A 23-year-old male Andean bear named Cisco died at the Smithsonian’s National Zoo Oct. 24 during an emergency veterinary exam. In the past week, Cisco became less active and began breathing more heavily with an occasional cough. Those signs worsened over the weekend and his appetite declined, which prompted keepers and veterinarians to move an exam scheduled for later this week to Monday morning.
During the exam, veterinarians immediately noticed that Cisco was having difficulty breathing. A chest ultrasound revealed large amounts of liquid in his lungs and abnormal soft-tissue masses within his chest cavity. The team performed an emergency thoracentesis to remove the fluid from his chest to help improve his breathing. It was at that point that Cisco developed cardiopulmonary arrest. Due to his grave prognosis, the team made the decision not to resuscitate Cisco, and let him humanely pass pain-free and quietly. Male Andean bears in human care, on average, live into their early 20s. A final pathology report will provide more details in the coming weeks.

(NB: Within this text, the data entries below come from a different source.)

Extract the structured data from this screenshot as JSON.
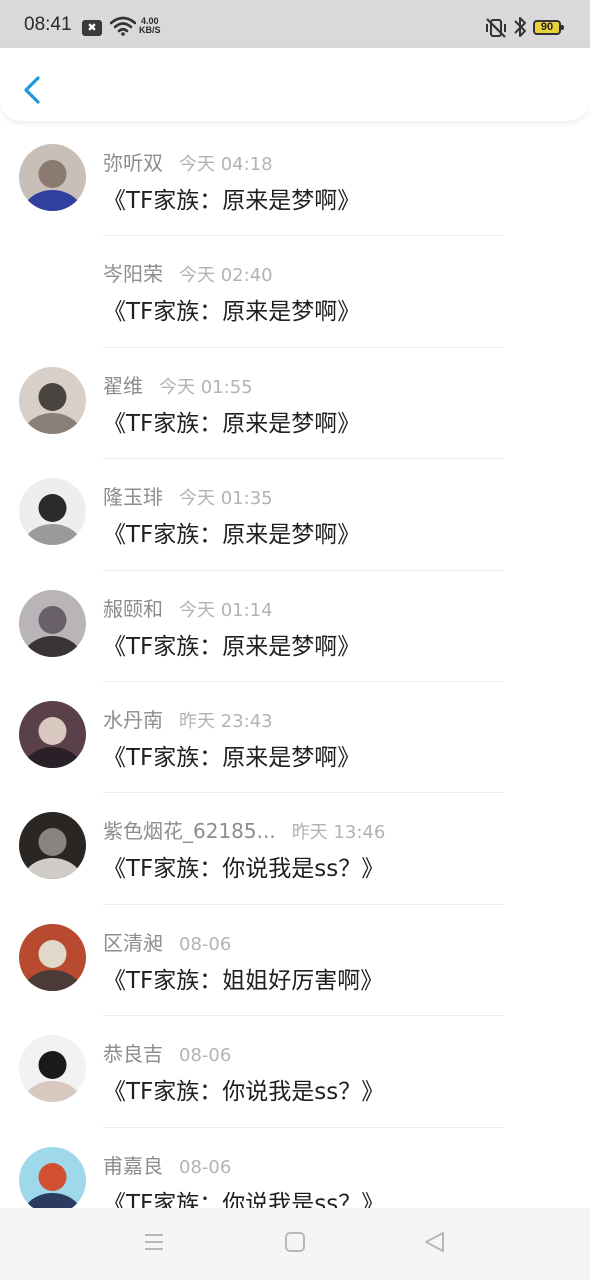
{
  "status_bar": {
    "time": "08:41",
    "notification_glyph": "✖",
    "net_speed_value": "4.00",
    "net_speed_unit": "KB/S",
    "battery": "90"
  },
  "colors": {
    "back_arrow": "#1e96e0",
    "battery_fill": "#e8d23c"
  },
  "items": [
    {
      "name": "弥听双",
      "time": "今天 04:18",
      "message": "《TF家族：原来是梦啊》",
      "avatar_colors": [
        "#c8c0b8",
        "#8a7a70",
        "#3040a0"
      ]
    },
    {
      "name": "岑阳荣",
      "time": "今天 02:40",
      "message": "《TF家族：原来是梦啊》",
      "avatar_colors": [
        "#ffffff",
        "#ffffff",
        "#ffffff"
      ]
    },
    {
      "name": "翟维",
      "time": "今天 01:55",
      "message": "《TF家族：原来是梦啊》",
      "avatar_colors": [
        "#d8d0c8",
        "#4a4440",
        "#8a8078"
      ]
    },
    {
      "name": "隆玉琲",
      "time": "今天 01:35",
      "message": "《TF家族：原来是梦啊》",
      "avatar_colors": [
        "#eeeeee",
        "#2a2a2a",
        "#9a9a9a"
      ]
    },
    {
      "name": "赧颐和",
      "time": "今天 01:14",
      "message": "《TF家族：原来是梦啊》",
      "avatar_colors": [
        "#b8b4b8",
        "#6a6068",
        "#3a3438"
      ]
    },
    {
      "name": "水丹南",
      "time": "昨天 23:43",
      "message": "《TF家族：原来是梦啊》",
      "avatar_colors": [
        "#5a4048",
        "#d8c8c0",
        "#2a2028"
      ]
    },
    {
      "name": "紫色烟花_62185...",
      "time": "昨天 13:46",
      "message": "《TF家族：你说我是ss？》",
      "avatar_colors": [
        "#2a2624",
        "#8a8480",
        "#d0ccc8"
      ]
    },
    {
      "name": "区清昶",
      "time": "08-06",
      "message": "《TF家族：姐姐好厉害啊》",
      "avatar_colors": [
        "#b84a30",
        "#e0d8c8",
        "#4a3a38"
      ]
    },
    {
      "name": "恭良吉",
      "time": "08-06",
      "message": "《TF家族：你说我是ss？》",
      "avatar_colors": [
        "#f2f2f2",
        "#1a1a1a",
        "#d8c8c0"
      ]
    },
    {
      "name": "甫嘉良",
      "time": "08-06",
      "message": "《TF家族：你说我是ss？》",
      "avatar_colors": [
        "#9fd8e8",
        "#d05030",
        "#2a3a60"
      ]
    }
  ]
}
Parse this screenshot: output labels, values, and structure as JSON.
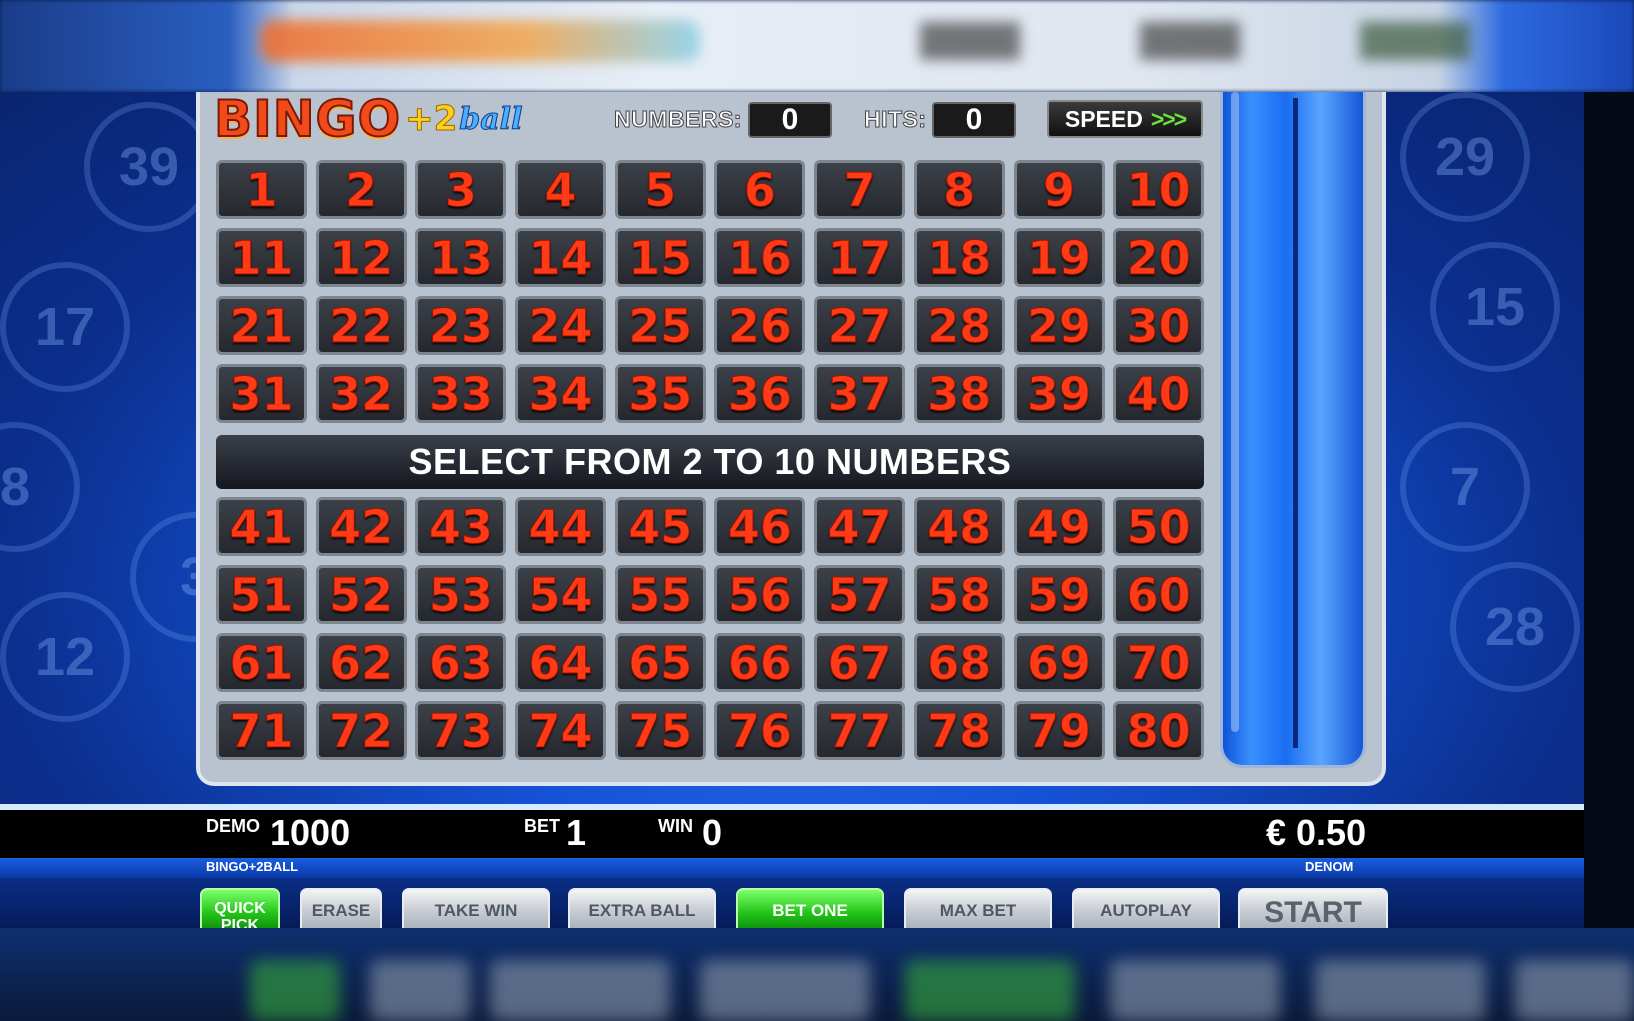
{
  "game": {
    "title_word": "BINGO",
    "title_plus": "+2",
    "title_suffix": "ball"
  },
  "header": {
    "numbers_label": "NUMBERS:",
    "numbers_value": "0",
    "hits_label": "HITS:",
    "hits_value": "0",
    "speed_label": "SPEED",
    "speed_arrows": ">>>"
  },
  "board": {
    "numbers_top": [
      1,
      2,
      3,
      4,
      5,
      6,
      7,
      8,
      9,
      10,
      11,
      12,
      13,
      14,
      15,
      16,
      17,
      18,
      19,
      20,
      21,
      22,
      23,
      24,
      25,
      26,
      27,
      28,
      29,
      30,
      31,
      32,
      33,
      34,
      35,
      36,
      37,
      38,
      39,
      40
    ],
    "numbers_bottom": [
      41,
      42,
      43,
      44,
      45,
      46,
      47,
      48,
      49,
      50,
      51,
      52,
      53,
      54,
      55,
      56,
      57,
      58,
      59,
      60,
      61,
      62,
      63,
      64,
      65,
      66,
      67,
      68,
      69,
      70,
      71,
      72,
      73,
      74,
      75,
      76,
      77,
      78,
      79,
      80
    ],
    "instruction": "SELECT FROM 2 TO 10 NUMBERS"
  },
  "background_balls": [
    "39",
    "17",
    "12",
    "15",
    "7",
    "29",
    "28",
    "8",
    "3"
  ],
  "info": {
    "demo_label": "DEMO",
    "demo_value": "1000",
    "bet_label": "BET",
    "bet_value": "1",
    "win_label": "WIN",
    "win_value": "0",
    "denom_value": "€ 0.50",
    "game_name": "BINGO+2BALL",
    "denom_label": "DENOM"
  },
  "buttons": {
    "quick_pick": "QUICK PICK",
    "erase": "ERASE",
    "take_win": "TAKE WIN",
    "extra_ball": "EXTRA BALL",
    "bet_one": "BET ONE",
    "max_bet": "MAX BET",
    "autoplay": "AUTOPLAY",
    "start": "START"
  },
  "colors": {
    "number_red": "#ff3a16",
    "cell_dark": "#2b2f36",
    "accent_green": "#23c31a",
    "background_blue": "#1553d8"
  }
}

“Cisco was important to the Andean bear population living in zoos,” said Craig Saffoe, curator of Andean bears at the Smithsonian’s National Zoo. “Having come to the National Zoo at 20 years old, he proved that older male Andean bears are quite capable of producing offspring. He helped us learn more about Andean bears, and we are sharing everything we have learned about their husbandry, breeding, nutrition and veterinary care from him and our other bears with colleagues in other zoos and in Peru to help the species.”
Born in 1993 at the Calgary Zoo, Cisco came to the National Zoo on loan from the Queens Zoo in New York in September 2013. During his time at the National Zoo, he sired two male cubs born in November 2014. Those cubs, Mayni and Muniri, now live at Nashville Zoo.
Andean bears, also known as spectacled bears, are South America’s only bear species. As their name suggests, they live in the Andes and outlying mountain ranges. Andean bears are listed as vulnerable on the International Union for Conservation of Nature’s Red List of Threatened Species, and it is estimated that there are only 2,000 left in the wild.
The Zoo’s adult female bear, Billie Jean, can be seen at the Andean bear exhibit.